One Night in the Tropics (Universal) has such happy effects on Jim, Cynthia, Steve and Mickey (respectively Allan Jones, Nancy Kelly, Robert Cummings, Peggy Moran), four irrepressible romantics, that they are finally able to untangle an extremely involved knot of amorous entanglements. But before the salubrious Caribbean evening soothes their flaring tempers, Jim, Cynthia, Steve and Mickey scramble through countless Manhattan days & nights uttering ill-tempered wisecracks like: "Kick him good-by for me."

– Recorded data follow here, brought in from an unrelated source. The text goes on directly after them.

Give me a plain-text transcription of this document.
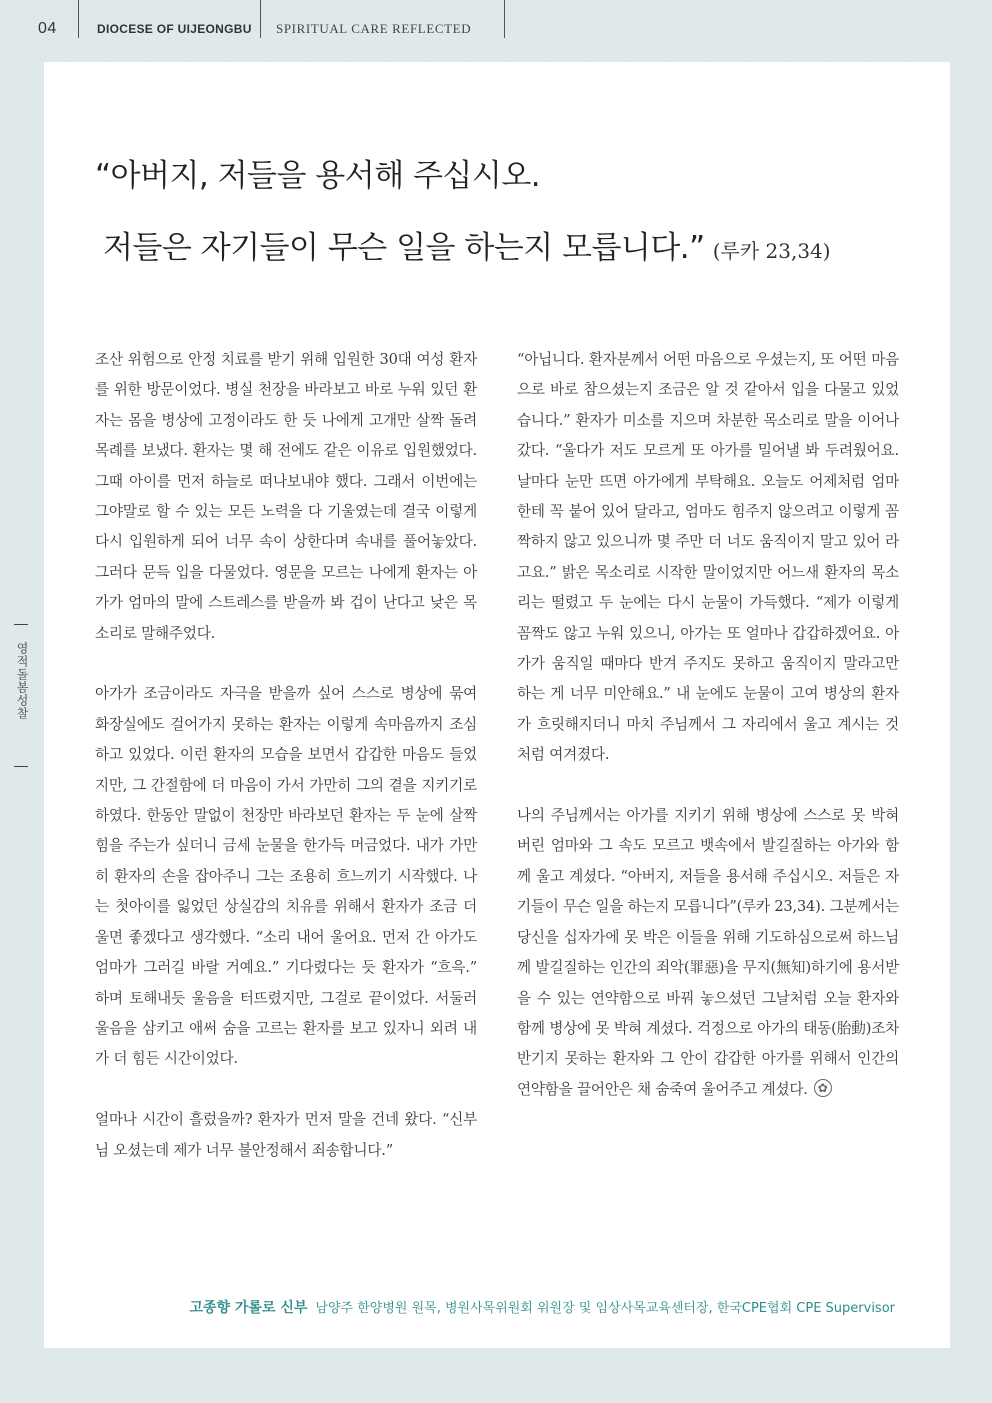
04	DIOCESE OF UIJEONGBU SPIRITUAL CARE REFLECTED
영적돌봄성찰
“아버지, 저들을 용서해 주십시오.
저들은 자기들이 무슨 일을 하는지 모릅니다.” (루카 23,34)

조산 위험으로 안정 치료를 받기 위해 입원한 30대 여성 환자를 위한 방문이었다. 병실 천장을 바라보고 바로 누워 있던 환자는 몸을 병상에 고정이라도 한 듯 나에게 고개만 살짝 돌려 목례를 보냈다. 환자는 몇 해 전에도 같은 이유로 입원했었다. 그때 아이를 먼저 하늘로 떠나보내야 했다. 그래서 이번에는 그야말로 할 수 있는 모든 노력을 다 기울였는데 결국 이렇게 다시 입원하게 되어 너무 속이 상한다며 속내를 풀어놓았다. 그러다 문득 입을 다물었다. 영문을 모르는 나에게 환자는 아가가 엄마의 말에 스트레스를 받을까 봐 겁이 난다고 낮은 목소리로 말해주었다.

아가가 조금이라도 자극을 받을까 싶어 스스로 병상에 묶여 화장실에도 걸어가지 못하는 환자는 이렇게 속마음까지 조심하고 있었다. 이런 환자의 모습을 보면서 갑갑한 마음도 들었지만, 그 간절함에 더 마음이 가서 가만히 그의 곁을 지키기로 하였다. 한동안 말없이 천장만 바라보던 환자는 두 눈에 살짝 힘을 주는가 싶더니 금세 눈물을 한가득 머금었다. 내가 가만히 환자의 손을 잡아주니 그는 조용히 흐느끼기 시작했다. 나는 첫아이를 잃었던 상실감의 치유를 위해서 환자가 조금 더 울면 좋겠다고 생각했다. “소리 내어 울어요. 먼저 간 아가도 엄마가 그러길 바랄 거예요.” 기다렸다는 듯 환자가 “흐윽.” 하며 토해내듯 울음을 터뜨렸지만, 그걸로 끝이었다. 서둘러 울음을 삼키고 애써 숨을 고르는 환자를 보고 있자니 외려 내가 더 힘든 시간이었다.

얼마나 시간이 흘렀을까? 환자가 먼저 말을 건네 왔다. “신부님 오셨는데 제가 너무 불안정해서 죄송합니다.”

“아닙니다. 환자분께서 어떤 마음으로 우셨는지, 또 어떤 마음으로 바로 참으셨는지 조금은 알 것 같아서 입을 다물고 있었습니다.” 환자가 미소를 지으며 차분한 목소리로 말을 이어나갔다. “울다가 저도 모르게 또 아가를 밀어낼 봐 두려웠어요. 날마다 눈만 뜨면 아가에게 부탁해요. 오늘도 어제처럼 엄마한테 꼭 붙어 있어 달라고, 엄마도 힘주지 않으려고 이렇게 꼼짝하지 않고 있으니까 몇 주만 더 너도 움직이지 말고 있어 라고요.” 밝은 목소리로 시작한 말이었지만 어느새 환자의 목소리는 떨렸고 두 눈에는 다시 눈물이 가득했다. “제가 이렇게 꼼짝도 않고 누워 있으니, 아가는 또 얼마나 갑갑하겠어요. 아가가 움직일 때마다 반겨 주지도 못하고 움직이지 말라고만 하는 게 너무 미안해요.” 내 눈에도 눈물이 고여 병상의 환자가 흐릿해지더니 마치 주님께서 그 자리에서 울고 계시는 것처럼 여겨졌다.

나의 주님께서는 아가를 지키기 위해 병상에 스스로 못 박혀 버린 엄마와 그 속도 모르고 뱃속에서 발길질하는 아가와 함께 울고 계셨다. “아버지, 저들을 용서해 주십시오. 저들은 자기들이 무슨 일을 하는지 모릅니다”(루카 23,34). 그분께서는 당신을 십자가에 못 박은 이들을 위해 기도하심으로써 하느님께 발길질하는 인간의 죄악(罪惡)을 무지(無知)하기에 용서받을 수 있는 연약함으로 바꿔 놓으셨던 그날처럼 오늘 환자와 함께 병상에 못 박혀 계셨다. 걱정으로 아가의 태동(胎動)조차 반기지 못하는 환자와 그 안이 갑갑한 아가를 위해서 인간의 연약함을 끌어안은 채 숨죽여 울어주고 계셨다.✿

고종향 가롤로 신부 남양주 한양병원 원목, 병원사목위원회 위원장 및 임상사목교육센터장, 한국CPE협회 CPE Supervisor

Actually, One Night in the Tropic?, was designed as a major film operetta. Jerome Kern, aided by Lyricists Dorothy Fields and Oscar Hammerstein II, wrote five not-so-melodious tunes for Allan Jones's piercing tenor. Short, jaunty, oldtime Musical Director A. Edward Sutherland conducted the actors through the story by the late Earl Derr Biggers. Top-flight Cinematographer Joseph Valentine ran the camera. Yet together, this combination of Hollywood's ablest backstage talent accomplished no more than a jumbled exaggeration of the Boy Meets Girl motif with scattered comic turns by Radio Zanies Abbott and Costello.

Blackout (United Artists) gives U. S. cinemaddicts a view of what the British cinema has been up to since war began. Telling a conventional spy story against a background of contemporary England, it needles audiences by casually photographed scenes of the Royal Navy conducting its blockade, life in London during a bombing and blackout.

It also indicates the effect war has had on Britain's supply of young leading men. When the story opens on a Danish freighter captained by scowling Conrad Veidt, his usually villainous demesne has been transformed into the habitat of rugged Scandinavians. After his ship is interned in a British port, and he courts mysterious but pretty Valerie Hobson during a blackout, it begins to appear that Veidt may be on the Right Side for once. When they both were captured and held by German spies, he is obviously all there is left a hero.

Although Blackout's dramatic and artistic qualities are well below war or peacetime par, it is an interesting documentation of how Britons live and act today.